Causa una cierta envidia la forma en que la cinematografía francesa exprime, con talento y devoción debida a la tradición, sus propios clásicos literarios. Alejandro Dumas, el gran escritor de la primera mitad del siglo XIX, es sin duda el más agradecido de los autores clásicos para ser llevado al cine.
Autor de grandes novelas de aventuras que preconizaban el blockbuster antes de que existiera el blockbuster, hace no mucho vimos por partida doble sendas películas sobre su obra más conocida, Los tres mosqueteros, titulada la primera D’Artagnan y la segunda Milady, estrenadas en 2023 y dirigidas por Martin Bourboulon. Según filmaffinity, hay hasta 32 versiones en cine de la historia.
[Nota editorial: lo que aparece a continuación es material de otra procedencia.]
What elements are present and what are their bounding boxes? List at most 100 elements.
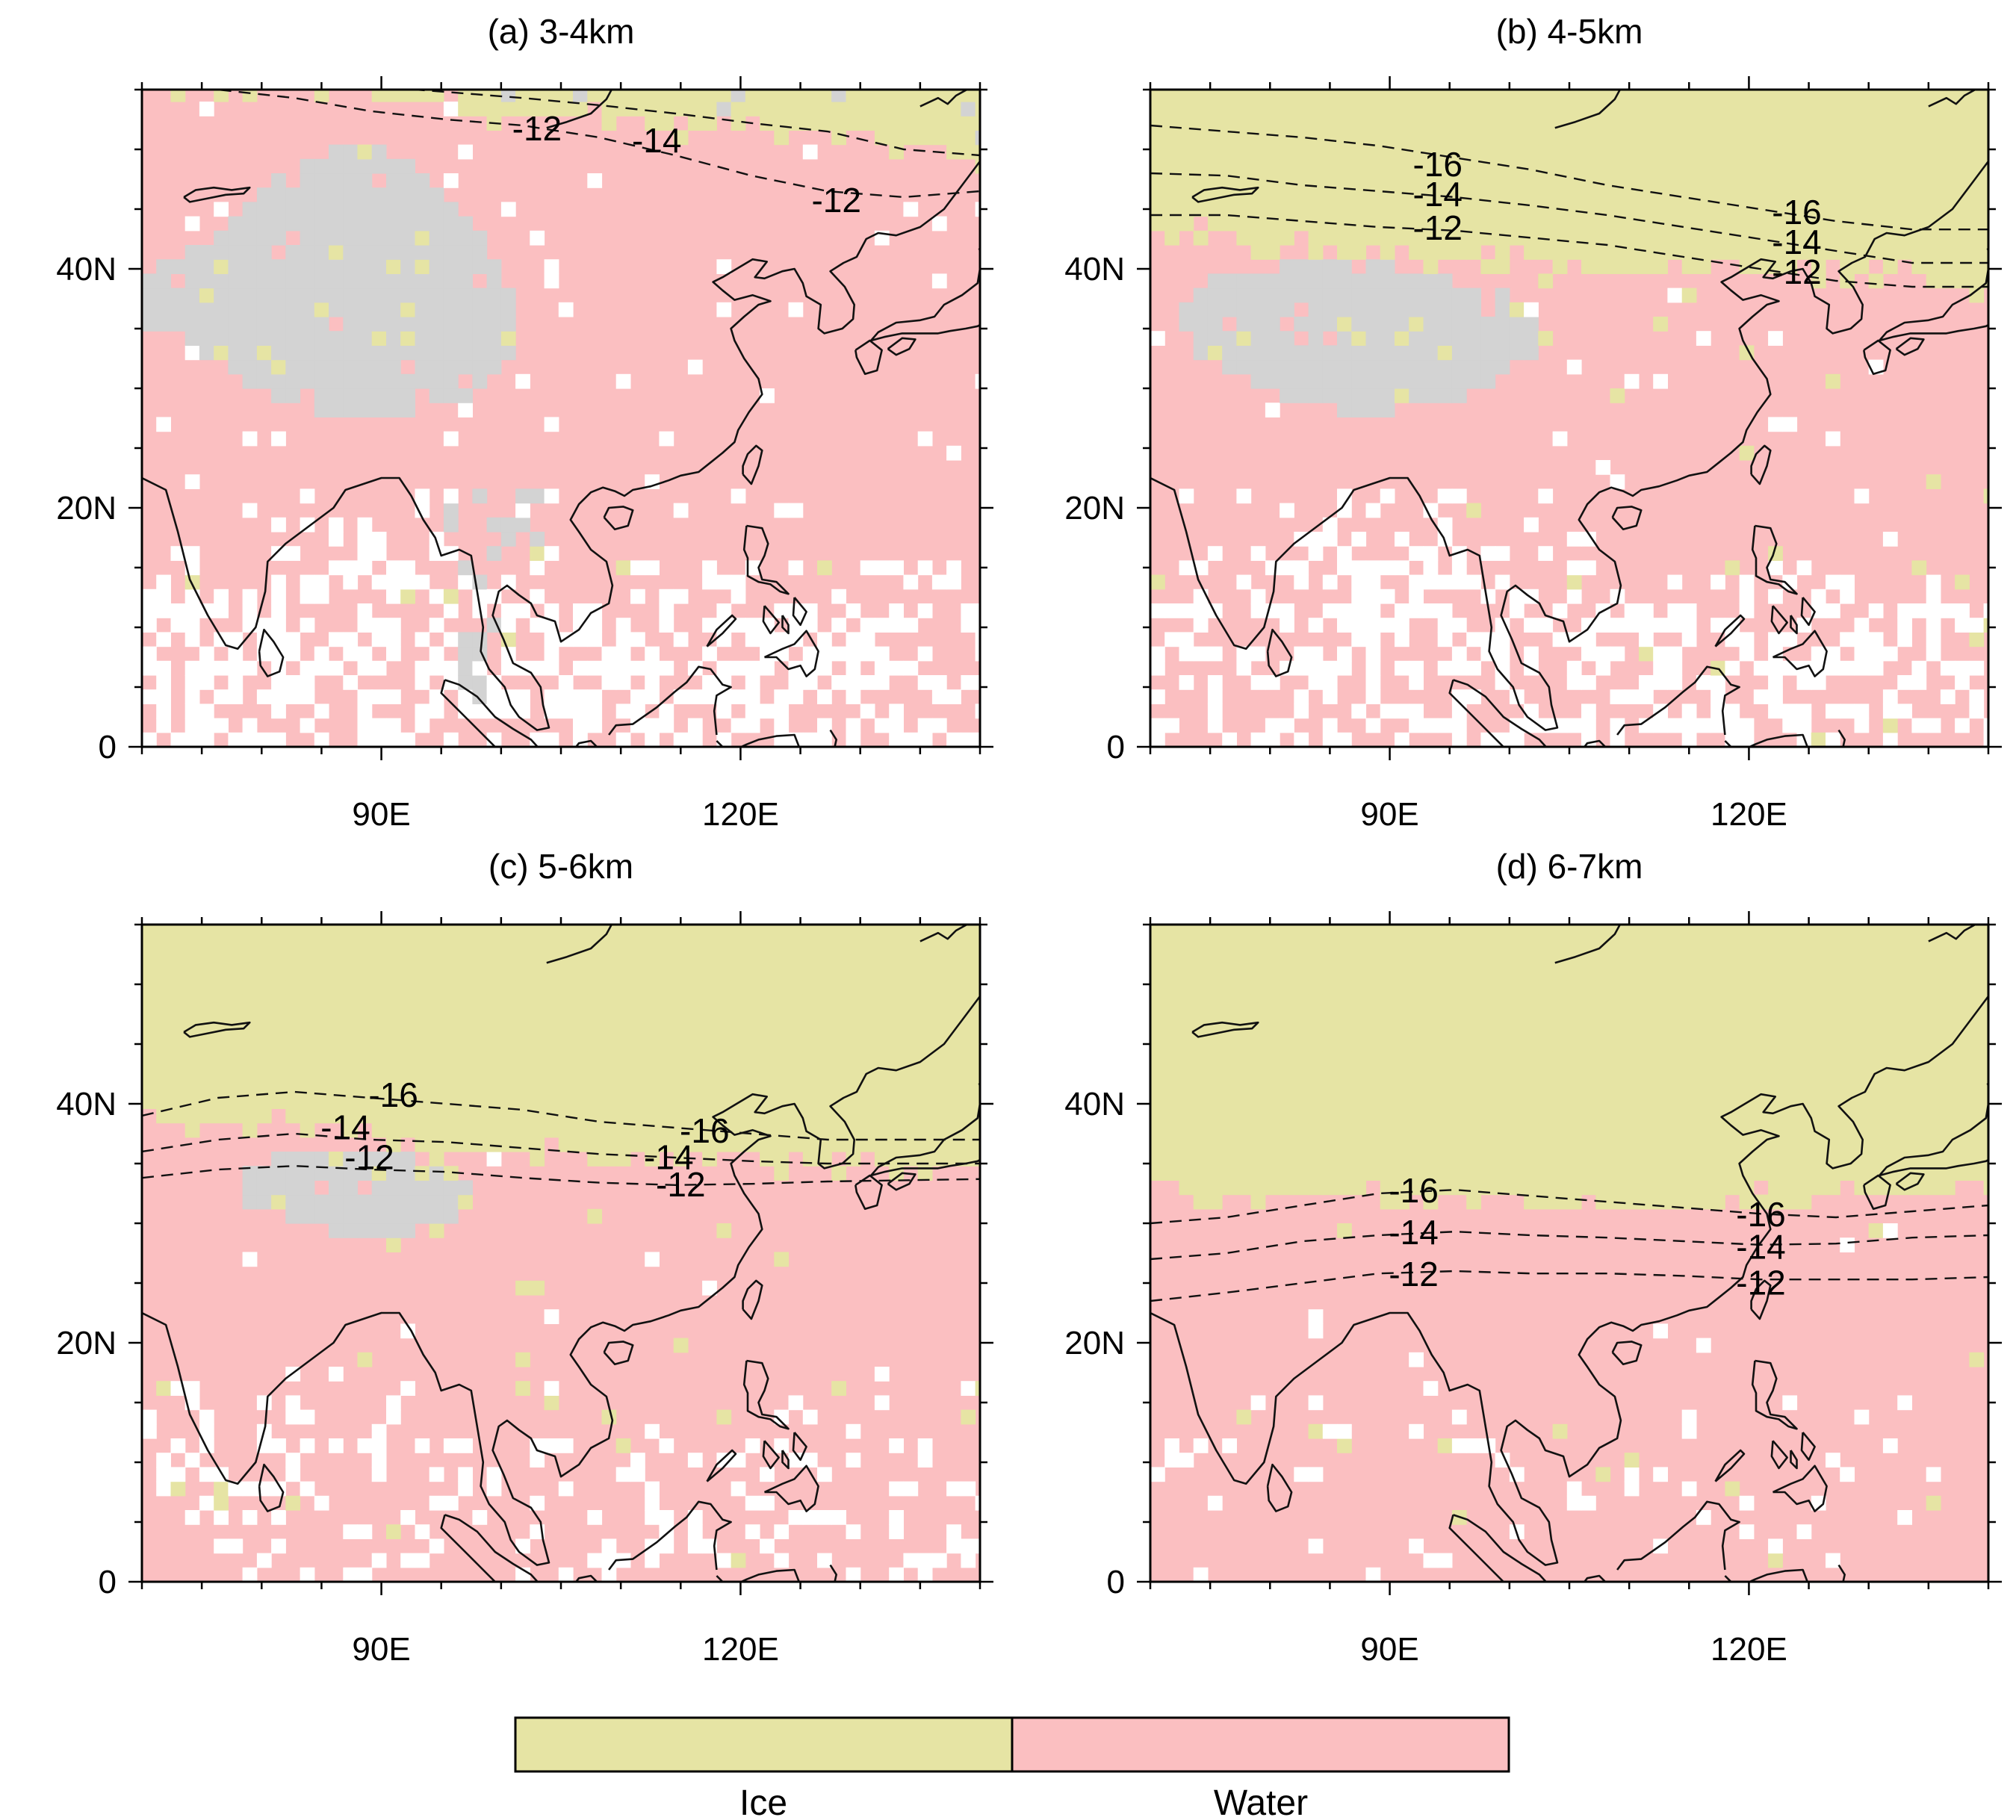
grid-cell (817, 1022, 832, 1037)
grid-cell (1437, 202, 1453, 217)
grid-cell (745, 1080, 760, 1095)
grid-cell (371, 359, 387, 375)
grid-cell (760, 102, 775, 117)
grid-cell (745, 1094, 760, 1109)
grid-cell (386, 1524, 401, 1539)
grid-cell (1581, 632, 1596, 647)
grid-cell (343, 388, 359, 403)
grid-cell (1624, 1080, 1640, 1095)
grid-cell (170, 302, 186, 317)
coastline-segment (1751, 1359, 1798, 1430)
grid-cell (256, 245, 272, 260)
grid-cell (1725, 230, 1740, 246)
grid-cell (860, 965, 875, 981)
grid-cell (1409, 1122, 1424, 1138)
grid-cell (386, 993, 401, 1009)
grid-cell (343, 560, 359, 576)
grid-cell (300, 1108, 315, 1124)
grid-cell (817, 116, 832, 131)
grid-cell (1796, 925, 1812, 937)
grid-cell (458, 937, 473, 951)
grid-cell (1581, 646, 1596, 662)
grid-cell (573, 1080, 588, 1095)
grid-cell (1207, 1152, 1223, 1167)
grid-cell (1711, 574, 1725, 590)
grid-cell (486, 1022, 502, 1037)
grid-cell (357, 1567, 373, 1582)
grid-cell (1164, 144, 1179, 160)
grid-cell (1811, 951, 1826, 966)
grid-cell (946, 574, 961, 590)
grid-cell (903, 1008, 919, 1023)
grid-cell (1524, 1137, 1539, 1152)
grid-cell (659, 951, 674, 966)
grid-cell (1250, 116, 1266, 131)
grid-cell (1566, 1108, 1582, 1124)
grid-cell (472, 632, 488, 647)
grid-cell (1365, 302, 1381, 317)
grid-cell (1595, 1467, 1611, 1482)
grid-cell (817, 660, 832, 676)
grid-cell (1653, 925, 1668, 937)
grid-cell (1811, 979, 1826, 995)
coastline-segment (1583, 1574, 1607, 1582)
grid-cell (1926, 1122, 1941, 1138)
grid-cell (903, 937, 919, 951)
grid-cell (343, 158, 359, 174)
grid-cell (1581, 675, 1596, 690)
isotherm-line (1150, 1270, 1988, 1302)
grid-cell (1337, 1180, 1352, 1196)
grid-cell (1552, 1180, 1568, 1196)
grid-cell (1882, 102, 1898, 117)
grid-cell (443, 1495, 459, 1511)
grid-cell (1509, 1051, 1525, 1066)
grid-cell (1538, 979, 1554, 995)
grid-cell (1854, 965, 1870, 981)
grid-cell (645, 1553, 660, 1568)
grid-cell (1782, 1180, 1798, 1196)
grid-cell (1595, 90, 1611, 102)
grid-cell (1840, 574, 1855, 590)
grid-cell (500, 1065, 516, 1081)
grid-cell (1538, 173, 1554, 188)
grid-cell (443, 488, 459, 504)
grid-cell (1926, 1037, 1941, 1052)
grid-cell (415, 704, 430, 719)
grid-cell (314, 345, 329, 361)
grid-cell (156, 675, 171, 690)
grid-cell (1365, 102, 1381, 117)
grid-cell (486, 1051, 502, 1066)
grid-cell (199, 660, 214, 676)
grid-cell (429, 646, 444, 662)
grid-cell (1351, 388, 1367, 403)
grid-cell (1624, 173, 1640, 188)
grid-cell (1840, 1065, 1855, 1081)
grid-cell (1280, 1180, 1294, 1196)
grid-cell (472, 1510, 488, 1525)
grid-cell (1193, 1152, 1209, 1167)
grid-cell (1955, 273, 1970, 289)
grid-cell (1280, 718, 1294, 733)
grid-cell (760, 388, 775, 403)
grid-cell (1409, 102, 1424, 117)
grid-cell (774, 1108, 790, 1124)
coastline-segment (183, 186, 251, 203)
y-tick-label: 40N (1064, 251, 1125, 288)
grid-cell (1782, 245, 1798, 260)
grid-cell (1308, 245, 1324, 260)
grid-cell (1207, 1137, 1223, 1152)
grid-cell (242, 1510, 258, 1525)
grid-cell (472, 331, 488, 346)
grid-cell (1868, 202, 1884, 217)
grid-cell (774, 1051, 790, 1066)
grid-cell (142, 1008, 157, 1023)
grid-cell (1451, 102, 1467, 117)
grid-cell (1955, 618, 1970, 633)
grid-cell (343, 574, 359, 590)
grid-cell (1509, 1137, 1525, 1152)
grid-cell (889, 1524, 904, 1539)
grid-cell (142, 1065, 157, 1081)
grid-cell (1380, 388, 1395, 403)
grid-cell (1624, 373, 1640, 389)
grid-cell (1495, 1080, 1510, 1095)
Le toca el turno a El conde de Montecristo, una novela igualmente trepidante y decimonónica en el mejor sentido, con bellas duquesas, amores traicionados, muchos personajes y unos villanos a la altura de las circunstancias. El protagonista absoluto es Edmond Dantès, quien acaba como “conde de Montecristo” tras sufrir una cruel caída a los infiernos.
Arranca la historia con la caída en desgracia de Dantès, al que da vida Pierre Niney con solemnidad y estilo. Marino de profesión, recién llegado a Marsella de un viaje comercial se enfrenta con el capitán del barco, Danglars (Patrick Mille), porque el héroe interrumpió el viaje para salvar del agua a una joven en una tormenta mientras éste quería salvar a toda costa la mercancía y continuar el trayecto. Como resultado de esta buena acción, Dantès es ascendido a capitán y el otro, despedido.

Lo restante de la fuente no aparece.